Mass Murder

Mass murder as defined by the Cambridge Dictionary is the killing a lot of people. It usually will take place at a single location all at once or within a short period of time. The murders can be perpetrated by one person or a group of people or organization. The term mass murder is also used to describe the extermination of entire communities or groups of people based on their religion or ethnic background. Many refer to that type of extermination as genocide or a crime against humanity.

There is also a concept of mass murder called state-sponsored mass murder. That is referred to as the indiscriminate, premeditated and intentional killing of large numbers of people at the hand of members or agents of the government. This can include throwing a grenade into a prison cell or shooting of unarmed protesters.

Genocide is the most prevalent form of government-sponsored mass murder, where the systematic killing and destruction is of a national, religious or ethnic group. At the end of the 20th century the world witnessed the Srebrenica genocide and the Rwandan genocide. The killing of a political group in a country is also a form of mass murder and is referred to as political mass murder. The careful and calculated murder of prisoners or captives during a time of war by military forces is known as deliberate massacre. These types of murders have been committed extensively all through the 1900s by Nazis, the Soviet Union and the Japanese empire during World War II. In 1940 the world witnessed the massacre of Polish citizens in the Katyn Forest, the mass murder of political prisoners and the mass killing of Soviet Jews at Babi Yar.

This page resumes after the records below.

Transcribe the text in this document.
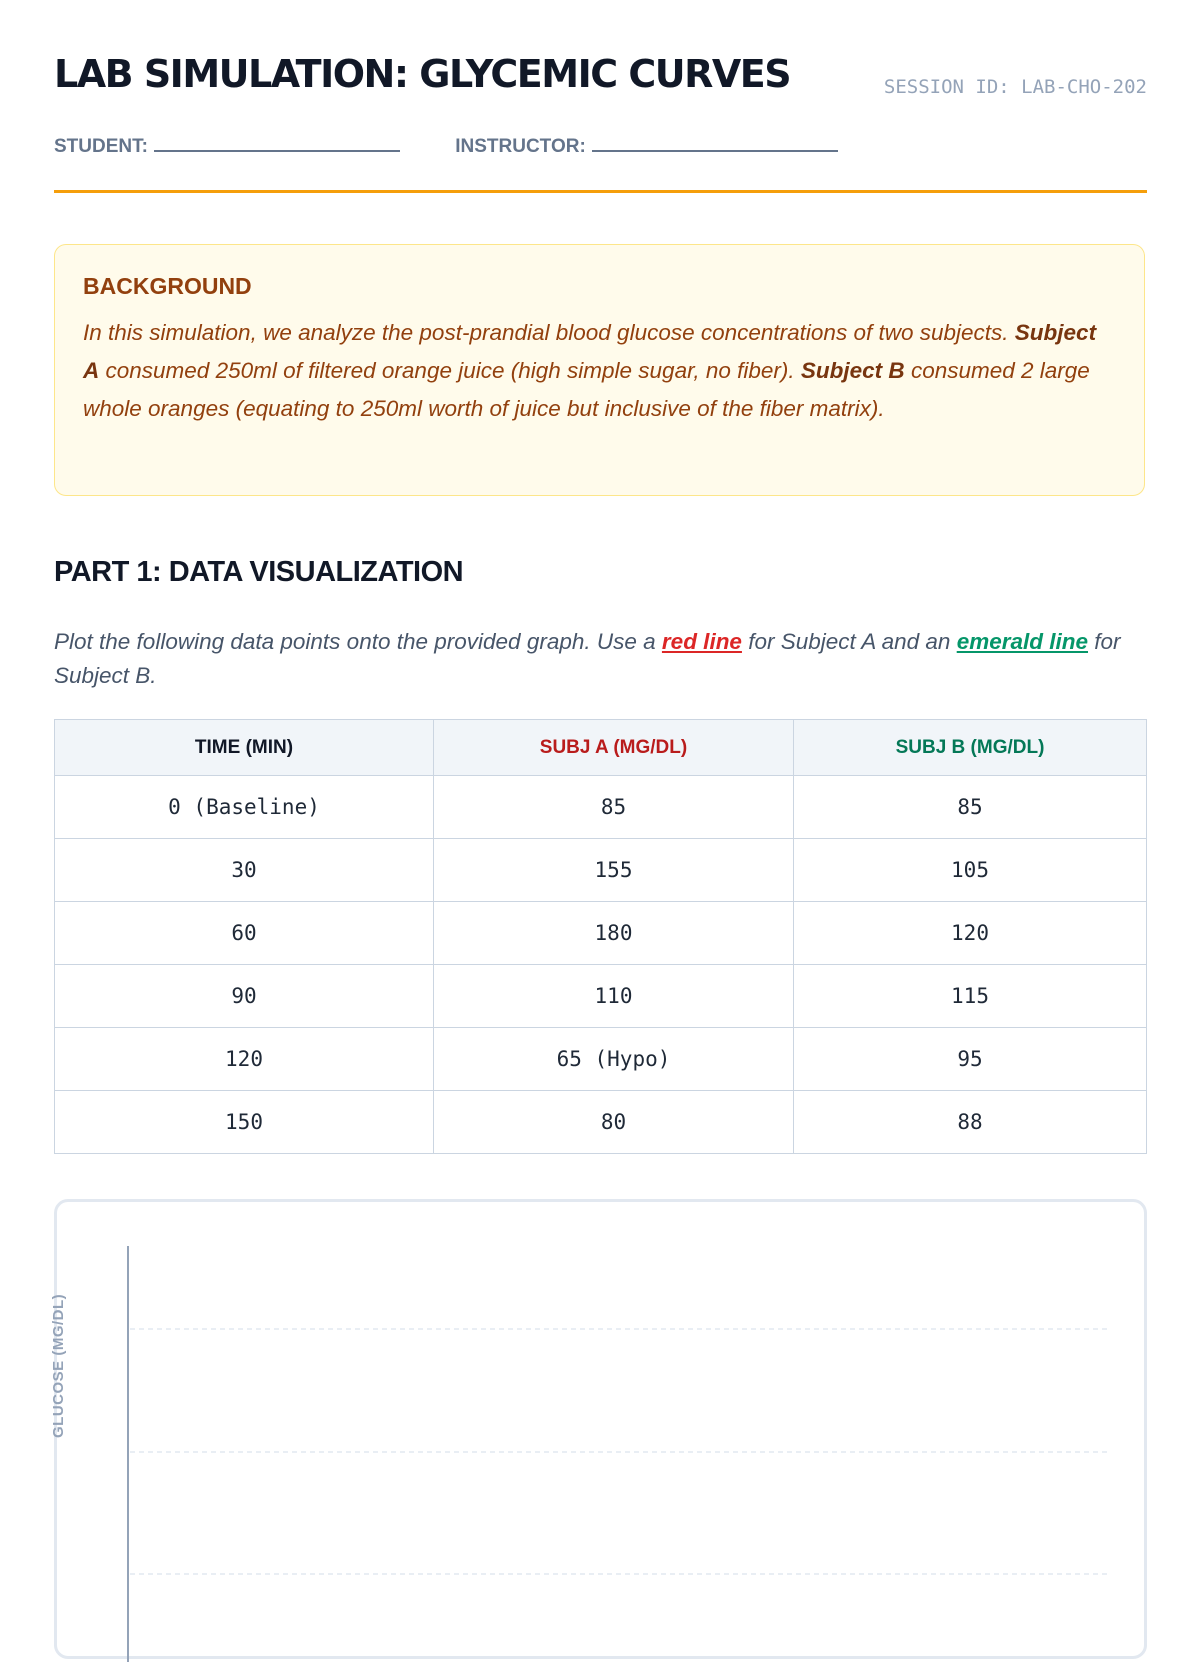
LAB SIMULATION: GLYCEMIC CURVES	SESSION ID: LAB-CHO-202
STUDENT:	INSTRUCTOR:
BACKGROUND

In this simulation, we analyze the post-prandial blood glucose concentrations of two subjects. Subject A consumed 250ml of filtered orange juice (high simple sugar, no fiber). Subject B consumed 2 large whole oranges (equating to 250ml worth of juice but inclusive of the fiber matrix).

PART 1: DATA VISUALIZATION

Plot the following data points onto the provided graph. Use a red line for Subject A and an emerald line for Subject B.

TIME (MIN)	SUBJ A (MG/DL)	SUBJ B (MG/DL)
0 (Baseline)	85	85
30	155	105
60	180	120
90	110	115
120	65 (Hypo)	95
150	80	88
GLUCOSE (MG/DL)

Mass murder is not limited to the murder of people not known by the murderer, but many times includes killers of co-workers, co-students and even family and friends. There are many motives for committing mass murder, but one of the most common motives is the desire for fame and attention. America is no stranger to mass murderers, but some of the best known include Dylan Klebold, Richard Speck, Eric Harris, Charles Whitman, and Perry Smith.

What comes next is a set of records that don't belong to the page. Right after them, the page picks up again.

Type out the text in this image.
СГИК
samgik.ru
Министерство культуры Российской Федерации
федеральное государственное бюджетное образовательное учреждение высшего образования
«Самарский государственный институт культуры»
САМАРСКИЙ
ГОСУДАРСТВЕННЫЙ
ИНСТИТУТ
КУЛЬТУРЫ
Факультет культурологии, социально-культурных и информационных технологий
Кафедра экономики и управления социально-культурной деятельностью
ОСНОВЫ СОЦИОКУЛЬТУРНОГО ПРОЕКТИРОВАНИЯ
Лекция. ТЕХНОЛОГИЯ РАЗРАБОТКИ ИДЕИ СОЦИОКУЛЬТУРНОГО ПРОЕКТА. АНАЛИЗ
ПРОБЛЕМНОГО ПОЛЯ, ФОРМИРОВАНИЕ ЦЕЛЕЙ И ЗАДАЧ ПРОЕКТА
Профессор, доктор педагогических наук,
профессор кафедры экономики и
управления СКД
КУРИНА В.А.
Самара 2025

When workers attack their co-workers, usually at the place of work, they are referred to as disgruntled workers. In reality they are no longer workers at the company, but ex-workers, since they have usually been removed from their job. They feel an urge to take revenge on the company, so they return to the place of work with guns and ammunition and shoot at their former colleagues. During the 1980s, in separate occurrences, two postal employees who had been fired came back and carried out massacres of their former co-workers. Since then the phrase "going postal" has become synonymous with acts perpetrated by disgruntled employees.

There have been cases where mass murders occurred during rioting in prisons. One example is the New Mexico State Penitentiary riot which broke out in February 1980 where 33 inmates were killed. Most of those inmates were actually in the Protective Custody Unit when they were murdered by other prisoners who either stabbed or axed them to death or burnt them alive.

Many serial killers or mass murderers commit their crimes because of sexual motives. They have what is termed a sexual fetish, in which they experience sexual arousal and pleasure from murdering others.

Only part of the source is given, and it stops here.